まあ、あいつは何をやっても異常だから部員の自信を失わせているだけかもしれないが
「ん?」
自分の靴箱に違和感がある。
というか明らかにおかしい
うちの学校の靴箱って紙の扉とか付いてたか?
いや、付いてるわけないよな
大体これルーズリーフで作ってあるし・・・・・いたずらか?
紙を剥がすと俺の靴の上に手紙が置いてあった。
「・・・・・・・」
手紙の内容は
『2年1組の鬼城くんへ
放課後体育館の裏で待ってます。
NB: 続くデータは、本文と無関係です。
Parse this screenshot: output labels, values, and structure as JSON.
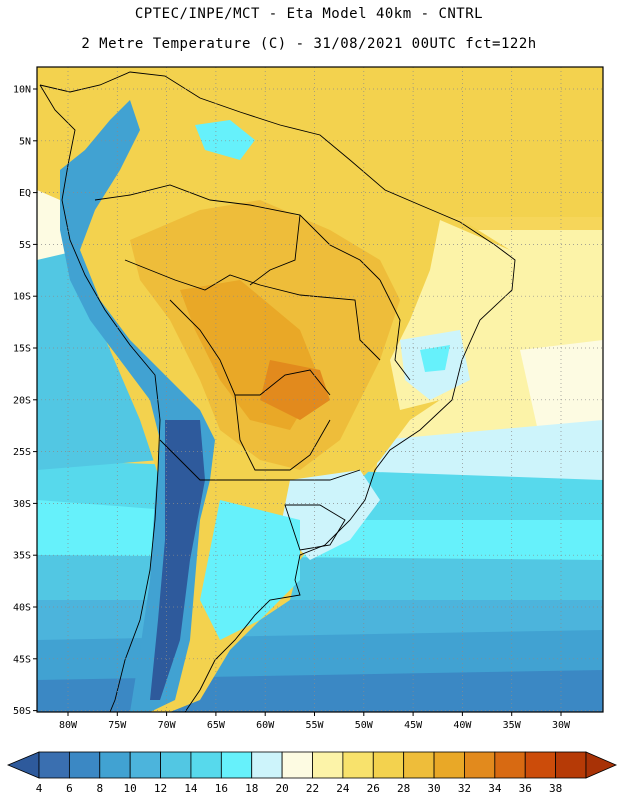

必ず来てくださいね
来てくれるまでずっと待ってます。
あなたを思うわたしより 』
・・・・・・これはやっぱり行ったほうがいいのか?
いや、でも行けば何かめんどくさいことになりそうだしな・・・・
・・・・・・・・・・・・・行くだけ行くか!
もし、これがいたずらだとしてもそれはそれでいい
それで全部終わり
帰ってさっさと晩飯作るだけだ。
っていうかこれが本当だとしたらかなり待たせてるよな?
そう思いながらもいつも通り特に急がずに体育館裏へと向かった。
体育館裏
・・・・・・・いた。
体育館裏の木の下で本を読んでいる。
遠くからでも本を読み終わりかけていることが分かった。
顔に見覚えがある。
確か隣のクラスの奴で名前は確か比良沢由香利だったはず。
長い髪を後ろで纏め、いつも堂々としている。生徒会にも入ってたはずだ。
隣のクラスのトップともいえる奴だがそんな奴がなんで俺を呼び出したんだ?
説教・・・・なわけないか
でも、そうなると分からない隣のクラスでも俺のことを知ってる奴は少ない友人だけのはずだが?
俺の名前を知っていたというだけでも驚きだ。
とにかくこれ以上待たせるわけにはいかない
比良沢のいる木へ向かって歩き出す・・・・が
こけた
木の根っこに足を取られて見事にこけた。
その音で俺に気がついたのか比良沢は本を仕舞い走って近づいてくる。
「大丈夫?」
「まあ、何とか」
ホントは足が結構痛いけど骨は折れてないだろう
ちょっとひねったくらいだ。
そんなことよりも
「っで俺になんか用事?」
「ッ!!」
俺の言葉に顔を赤らめる比良沢
あれ?俺、変な事言ったか?
「え・・・えっと・・・用事って言うほどでもないんだけど・・・・・」
「じゃあ何?」
さっきから様子がおかしい
いつもみたいな堂々とした感じがないし
俯いてばっかりだし・・・・なんで?
「・・・・・落ち着いて聞いてね」
「ん?ああ・・・分かった」
何度も深呼吸をしている。
体調でも悪いのか?
「・・・・・・ひと目見たときからずっと好きでした。付き合ってくれませんか!!」
「・・・・・・・え?」
・・・・・これは現実か?
これって告白されてるんだよな?
なんで比良沢が俺に告白してるんだ?
まったく目立たない俺なんかに?
ありえないだろ
比良沢は無言でいる俺に顔を真っ赤にしたままさらに続ける。
「へ、返事はいつでもいいから・・・・考えといて・・・それじゃあ・・待ってるから」
そういうと比良沢は木の下のカバンを持って走って帰っていった。
俺はまだ状況を把握しきれていないが一つだけ分かっていることがある。
それは俺は何となくで日常を過ごせなくなったということだ。